What's going on with Chinese football?

After the Chinese transfer record was been broken for the third time in 10 days, Chris Atkins explains the recent influx of big name foreign stars to the league

Although the arrival of Pep Guardiola to Manchester City trumped everything else that went on during the January transfer window, the sudden explosion of Chinese football into the market has also been making headlines. 

Notably, Chelsea sold Ramires to Jiangsu Suning, Gervinho left Roma to join Hebei China Fortune, Freddy Guarin completed a switch to Shanghai Shenhua and Jackson Martínez sealed a stunning move to Guangzhou Evergrande for a fee in the region of €45 million from La Liga title challengers Atlético Madrid.

Add to that the fact Alex Teixeira, a target for Liverpool for much of the transfer window, finally confirmed his move to on Thursday night, for a fee of around €50 million, meaning that the Chinese transfer record was broken three times in the last ten days.

Christopher Atkins, a player agent working in China, told us that while the rest of the world is shocked, it's no surprise to those who are involved in football in the country. 

"I think it's been happening for a while now, but a lot of the media attention has only come in the last week or so because Ramires probably kicked off this latest rush. 

Image: Fluminense's Dario Conca, from Argentina, celebrates after scoring against Argentina's Boca Juniors during a Copa Libertadores soccer semifinal. Silvia Izquierdo / AP/Press Association Images

"It was back in 2011 that Guangzhou Evergrande made their first big statement of intent signing Dario Conca, who was the Brazilian player of the year at the time, followed by Marcelo Lippi as coach.

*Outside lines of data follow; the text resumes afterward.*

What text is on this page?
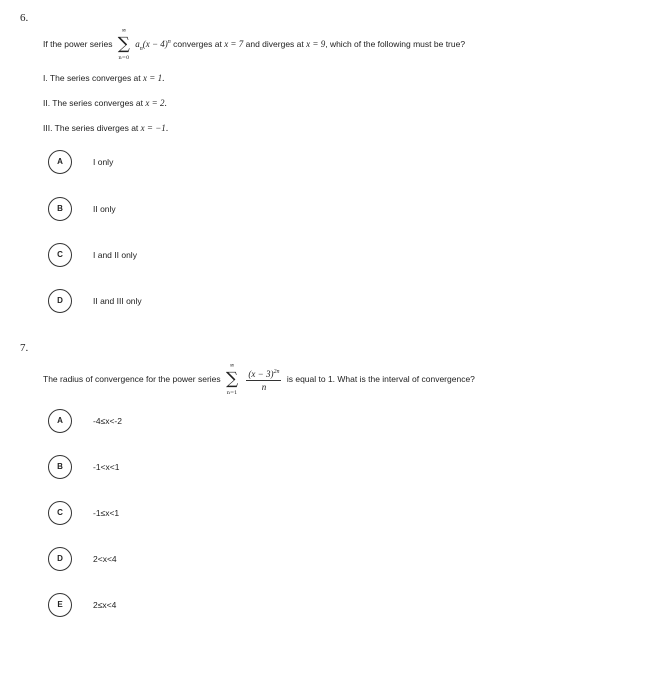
6.
If the power series
∞
∑
n=0
$a_n(x - 4)^n$ converges at x = 7 and diverges at x = 9, which of the following must be true?
I. The series converges at x = 1.
II. The series converges at x = 2.
III. The series diverges at x = −1.
A	I only
B	II only
C	I and II only
D	II and III only
7.
The radius of convergence for the power series
∞
∑
n=1
	$\frac{(x - 3)^{2n}}{n}$ is equal to 1. What is the interval of convergence?
A	-4≤x<-2
B	-1<x<1
C	-1≤x<1
D	2<x<4
E	2≤x<4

I think Lippi was probably the first big name that people were surprised about [...] he was still very much in demand as a coach at that point, and now we're starting to see players who are not really right at the end of their career, they're still 27 or 28 and they're deciding to head to Asia as a result of the substantial amounts of money on offer".

For Martínez, the decision to move away from a team where he was clearly struggling was perhaps made a lot easier by the fact that there was a wage packet on offer that simply couldn't be matched anywhere else. As Atkins notes, "he is supposedly, according to reports, taking home €12.5 million a year in net salary, so that's substantial to say the least. It puts him around number five world wide on the list of best paid players".

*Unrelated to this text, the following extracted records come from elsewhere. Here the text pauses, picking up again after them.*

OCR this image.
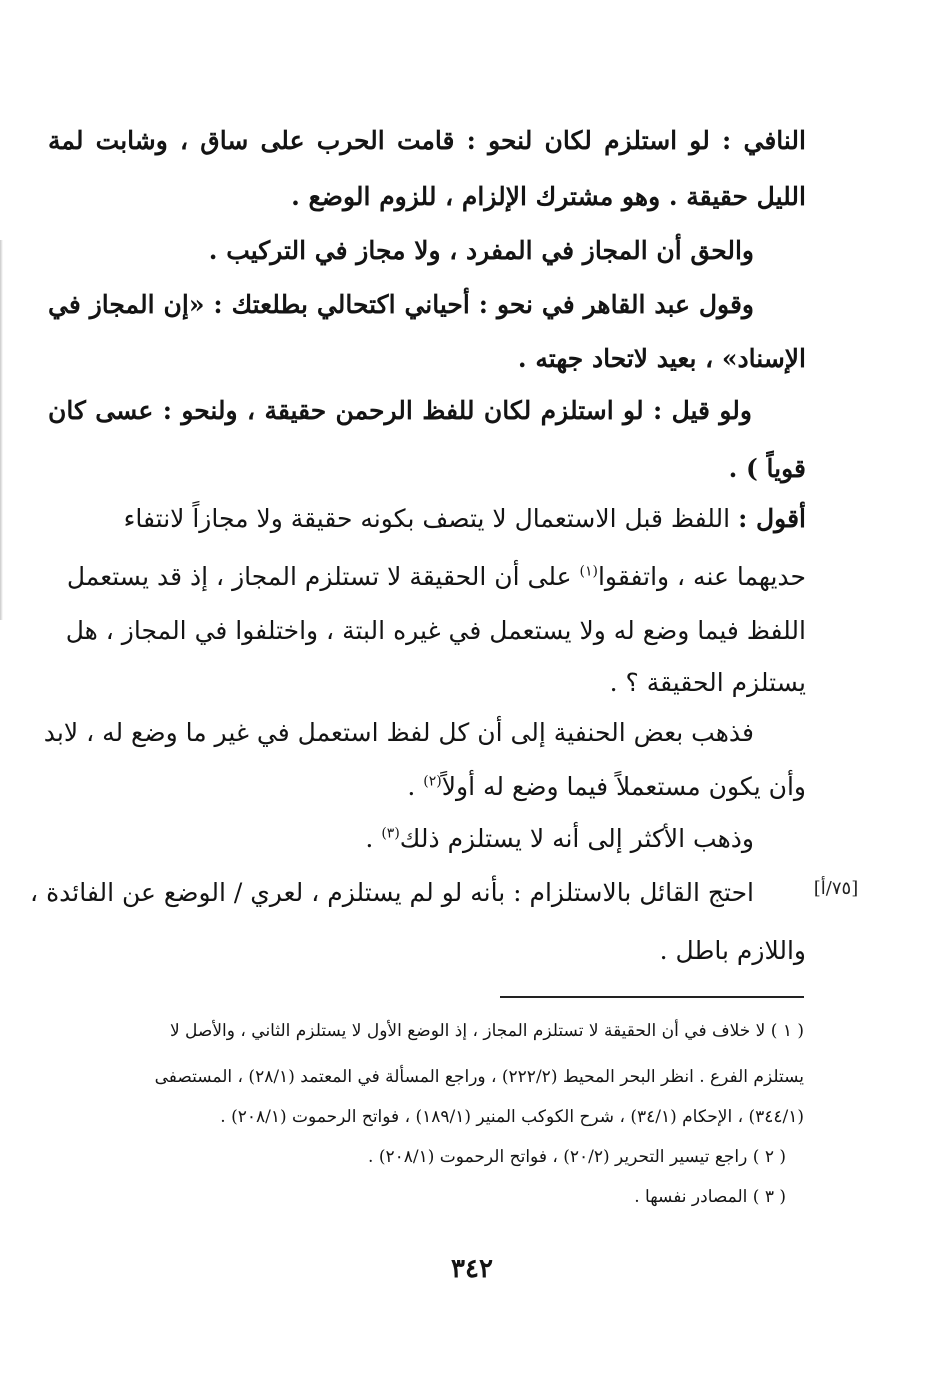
النافي : لو استلزم لكان لنحو : قامت الحرب على ساق ، وشابت لمة
الليل حقيقة . وهو مشترك الإلزام ، للزوم الوضع .
والحق أن المجاز في المفرد ، ولا مجاز في التركيب .
وقول عبد القاهر في نحو : أحياني اكتحالي بطلعتك : «إن المجاز في
الإسناد» ، بعيد لاتحاد جهته .
ولو قيل : لو استلزم لكان للفظ الرحمن حقيقة ، ولنحو : عسى كان
قوياً ) .
أقول : اللفظ قبل الاستعمال لا يتصف بكونه حقيقة ولا مجازاً لانتفاء
حديهما عنه ، واتفقوا$^{(١)}$ على أن الحقيقة لا تستلزم المجاز ، إذ قد يستعمل
اللفظ فيما وضع له ولا يستعمل في غيره البتة ، واختلفوا في المجاز ، هل
يستلزم الحقيقة ؟ .
فذهب بعض الحنفية إلى أن كل لفظ استعمل في غير ما وضع له ، لابد
وأن يكون مستعملاً فيما وضع له أولاً$^{(٢)}$ .
وذهب الأكثر إلى أنه لا يستلزم ذلك$^{(٣)}$ .
احتج القائل بالاستلزام : بأنه لو لم يستلزم ، لعري / الوضع عن الفائدة ،
واللازم باطل .
[٧٥/أ]
( ١ ) لا خلاف في أن الحقيقة لا تستلزم المجاز ، إذ الوضع الأول لا يستلزم الثاني ، والأصل لا
يستلزم الفرع . انظر البحر المحيط (٢٢٢/٢) ، وراجع المسألة في المعتمد (٢٨/١) ، المستصفى
(٣٤٤/١) ، الإحكام (٣٤/١) ، شرح الكوكب المنير (١٨٩/١) ، فواتح الرحموت (٢٠٨/١) .
( ٢ ) راجع تيسير التحرير (٢٠/٢) ، فواتح الرحموت (٢٠٨/١) .
( ٣ ) المصادر نفسها .
٣٤٢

While that is at the top end of the market, Atkins adds that players like Guarin and Ramires are probably earning between €5-8 million a year, around double what they would be taking home in Europe.

So where has all this money come from, and why is it all of a sudden being pumped into football? Atkins highlighted that there are a number of big Chinese enterprises, the majority of which are based in real estate, investing their cash in the sport:

"These companies come from different backgrounds, but they all have similar reasons for getting involved. Maybe for winning political favour when it comes to the next round of contracts being given out or, in some cases, there are even suggestions that it's money they need to deal with quickly, for whatever reason". 

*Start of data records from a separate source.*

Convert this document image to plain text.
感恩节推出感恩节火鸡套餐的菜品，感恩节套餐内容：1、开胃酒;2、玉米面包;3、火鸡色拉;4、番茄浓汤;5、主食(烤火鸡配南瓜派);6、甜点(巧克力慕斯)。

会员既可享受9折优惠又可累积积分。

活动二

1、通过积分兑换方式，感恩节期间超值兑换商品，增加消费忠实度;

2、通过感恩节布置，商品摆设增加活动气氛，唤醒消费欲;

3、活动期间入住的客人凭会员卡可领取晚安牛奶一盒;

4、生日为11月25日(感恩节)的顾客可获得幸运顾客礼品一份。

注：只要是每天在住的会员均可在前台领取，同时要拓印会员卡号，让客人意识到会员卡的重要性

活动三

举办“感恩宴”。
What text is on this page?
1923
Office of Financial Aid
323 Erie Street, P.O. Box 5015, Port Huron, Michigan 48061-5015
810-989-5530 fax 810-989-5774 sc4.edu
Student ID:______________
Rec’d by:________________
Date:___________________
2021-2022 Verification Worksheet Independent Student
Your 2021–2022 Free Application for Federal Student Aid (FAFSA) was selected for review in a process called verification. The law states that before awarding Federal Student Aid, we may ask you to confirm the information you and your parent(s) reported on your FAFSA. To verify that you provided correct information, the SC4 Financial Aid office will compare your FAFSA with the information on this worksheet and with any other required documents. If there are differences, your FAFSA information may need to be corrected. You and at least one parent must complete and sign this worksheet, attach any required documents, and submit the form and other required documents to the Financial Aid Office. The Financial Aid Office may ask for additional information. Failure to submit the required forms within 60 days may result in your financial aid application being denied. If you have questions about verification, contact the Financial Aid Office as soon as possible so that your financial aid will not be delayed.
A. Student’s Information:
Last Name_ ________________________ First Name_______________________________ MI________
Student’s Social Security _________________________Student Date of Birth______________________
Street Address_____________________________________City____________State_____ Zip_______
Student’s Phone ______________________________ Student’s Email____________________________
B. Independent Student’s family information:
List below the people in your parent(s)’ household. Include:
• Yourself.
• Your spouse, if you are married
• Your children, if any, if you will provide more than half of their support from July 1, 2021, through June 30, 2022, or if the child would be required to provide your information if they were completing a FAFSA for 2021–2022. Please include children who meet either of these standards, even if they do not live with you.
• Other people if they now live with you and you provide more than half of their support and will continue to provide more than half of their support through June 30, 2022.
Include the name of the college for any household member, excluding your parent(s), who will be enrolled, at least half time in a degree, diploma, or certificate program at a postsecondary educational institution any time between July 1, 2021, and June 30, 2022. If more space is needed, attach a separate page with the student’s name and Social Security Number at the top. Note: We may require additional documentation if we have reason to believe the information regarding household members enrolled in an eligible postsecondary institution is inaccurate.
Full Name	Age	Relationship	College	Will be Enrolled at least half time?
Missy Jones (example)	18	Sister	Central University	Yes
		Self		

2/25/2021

A burgeoning middle class in the country has also helped to push this investment on to the next level, driven from the top down. 

Image: Paulinho, formerly of Tottenham Hotspur, is another player to make the move to China with Guangzhou Evergrande. Shuji Kajiyama / AP/Press Association Images

"The government in China really wants to invest in the entertainment industry," adds Atkins. "It's been primarily a manufacturing based economy for a long time, but China has now developed this big middle class [...] with lots of disposable income, so to diversify the economy they're investing in entertainment, and sport is a big feature of that". 

While economics is part of the reason, Atkins also argued that there is a desire within the country to try and move up in the estimations of their neighbours and global partners, which can be achieved by highlighting the process of change that is currently taking place in China.

"It makes clever economic sense to branch out into sports, and football has the best global appeal - every country in the world has a big interest in football - and if China can develop its own league and host the World Cup, which is a stated ambition of the president, then there will be a lot of eyes on China's development". 

While the national team has not yet seen any benefit of the sudden influx of cash, the footballing culture is slowly but surely changing, thanks to the success of Guangzhou Evergrande. With five league titles and two Asian Champions League wins to their name recently, "there are a lot of people who weren't following football who now know the name of Evergrande", but it could take a lot longer to develop a real love of the game.

So where does China go from here? While Atkins argues that there will undoubtedly be more big names signed, they are a long way off competing globally with the world's biggest leagues.

"The future  for Chinese football has to be in developing their own talent They will continue to bring in bigger names, this is only the start of that trend [...] but the way to compete with those top leagues is to have the local talent at a much higher level.

"Even if you just throw money at it, football is a far more complicated beast than that".